If our airway narrows our body will hold our head forward to open it more fully. This poor body posture often then impacts our nervous system. It leads to areas of tightness and pain through our neck and upper shoulder areas, leading to chronic headaches.
Jaw clenching and teeth grinding associated with a poor airway can also lead to jaw issues and be associated with migraines. Non nutritive chewing in children – nails, hair and shirt collars has also been associated with airway issues. Clench your jaw and feel what happens in your pelvic floor. Jaw issues can also be associated with pelvic floor challenges.
Breathing issues can present differently at different ages.
Does your child sit with their mouth slightly open? Their lips should rest gently together at rest.
During the day, tired kids are often wired kids. Many children with diagnosis of ADHD and being on the spectrum have undiagnosed challenges with breathing adding to the severity of their symptoms.

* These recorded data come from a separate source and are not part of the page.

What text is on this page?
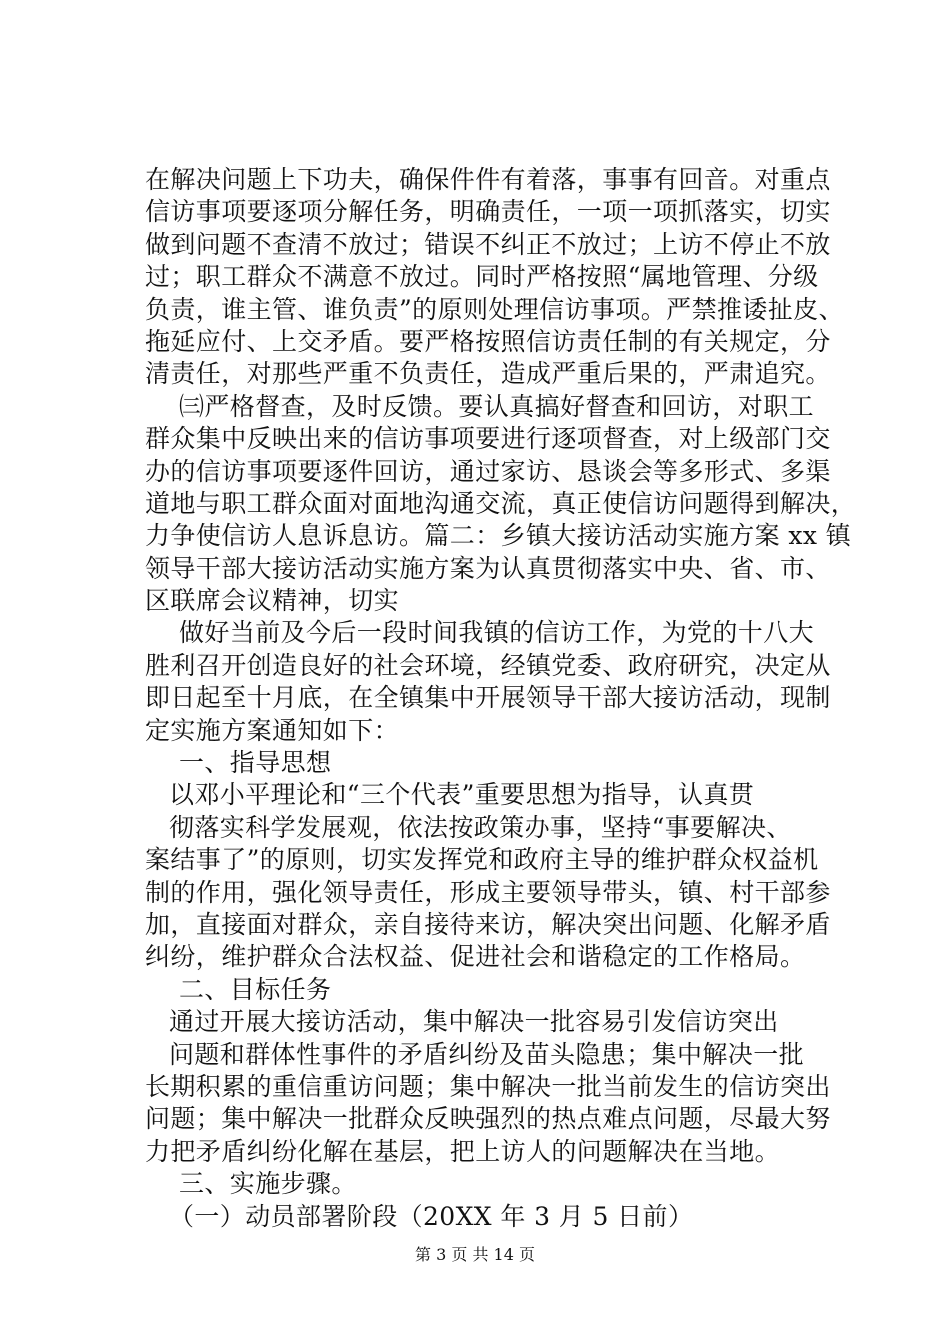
在解决问题上下功夫，确保件件有着落，事事有回音。对重点
信访事项要逐项分解任务，明确责任，一项一项抓落实，切实
做到问题不查清不放过；错误不纠正不放过；上访不停止不放
过；职工群众不满意不放过。同时严格按照“属地管理、分级
负责，谁主管、谁负责”的原则处理信访事项。严禁推诿扯皮、
拖延应付、上交矛盾。要严格按照信访责任制的有关规定，分
清责任，对那些严重不负责任，造成严重后果的，严肃追究。
㈢严格督查，及时反馈。要认真搞好督查和回访，对职工
群众集中反映出来的信访事项要进行逐项督查，对上级部门交
办的信访事项要逐件回访，通过家访、恳谈会等多形式、多渠
道地与职工群众面对面地沟通交流，真正使信访问题得到解决，
力争使信访人息诉息访。篇二：乡镇大接访活动实施方案 xx 镇
领导干部大接访活动实施方案为认真贯彻落实中央、省、市、
区联席会议精神，切实
做好当前及今后一段时间我镇的信访工作，为党的十八大
胜利召开创造良好的社会环境，经镇党委、政府研究，决定从
即日起至十月底，在全镇集中开展领导干部大接访活动，现制
定实施方案通知如下：
一、指导思想
以邓小平理论和“三个代表”重要思想为指导，认真贯
彻落实科学发展观，依法按政策办事，坚持“事要解决、
案结事了”的原则，切实发挥党和政府主导的维护群众权益机
制的作用，强化领导责任，形成主要领导带头，镇、村干部参
加，直接面对群众，亲自接待来访，解决突出问题、化解矛盾
纠纷，维护群众合法权益、促进社会和谐稳定的工作格局。
二、目标任务
通过开展大接访活动，集中解决一批容易引发信访突出
问题和群体性事件的矛盾纠纷及苗头隐患；集中解决一批
长期积累的重信重访问题；集中解决一批当前发生的信访突出
问题；集中解决一批群众反映强烈的热点难点问题，尽最大努
力把矛盾纠纷化解在基层，把上访人的问题解决在当地。
三、实施步骤。
（一）动员部署阶段（20XX 年 3 月 5 日前）
第 3 页 共 14 页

In the teenager years, mouth breathing can heighten the experience of emotional issues, most commonly increasing anxiety in girls and depression and aggression in boys.
Daily Breathing exercises are a great way to start your day, and equally a great way to wind down at night to get yourself ready for bed. If you find yourself awake through the night and unable to sleep, breathing exercises can also be of help getting you back to sleep.
Daily Breathing exercises can help reset bad breathing habits. Dr Alison's recorded breathing exercises take you through breathing in different body postures, allowing you to focus on breathing with the correct body mechanics.
Always done through your nose, using your diaphragm, keeping your breath low, slow, soft and silent, the various postures allow you to feel any restrictions in your breathing to help you retrain better breathing habits.
A small sequence is added at the end that stimulates many of your cranial nerves; the last of which is the ‘gentle face painting’.
They go for 18 minutes in total and are a great way to help you wake up to or wind down from your day, whichever fits best with your lifestyle.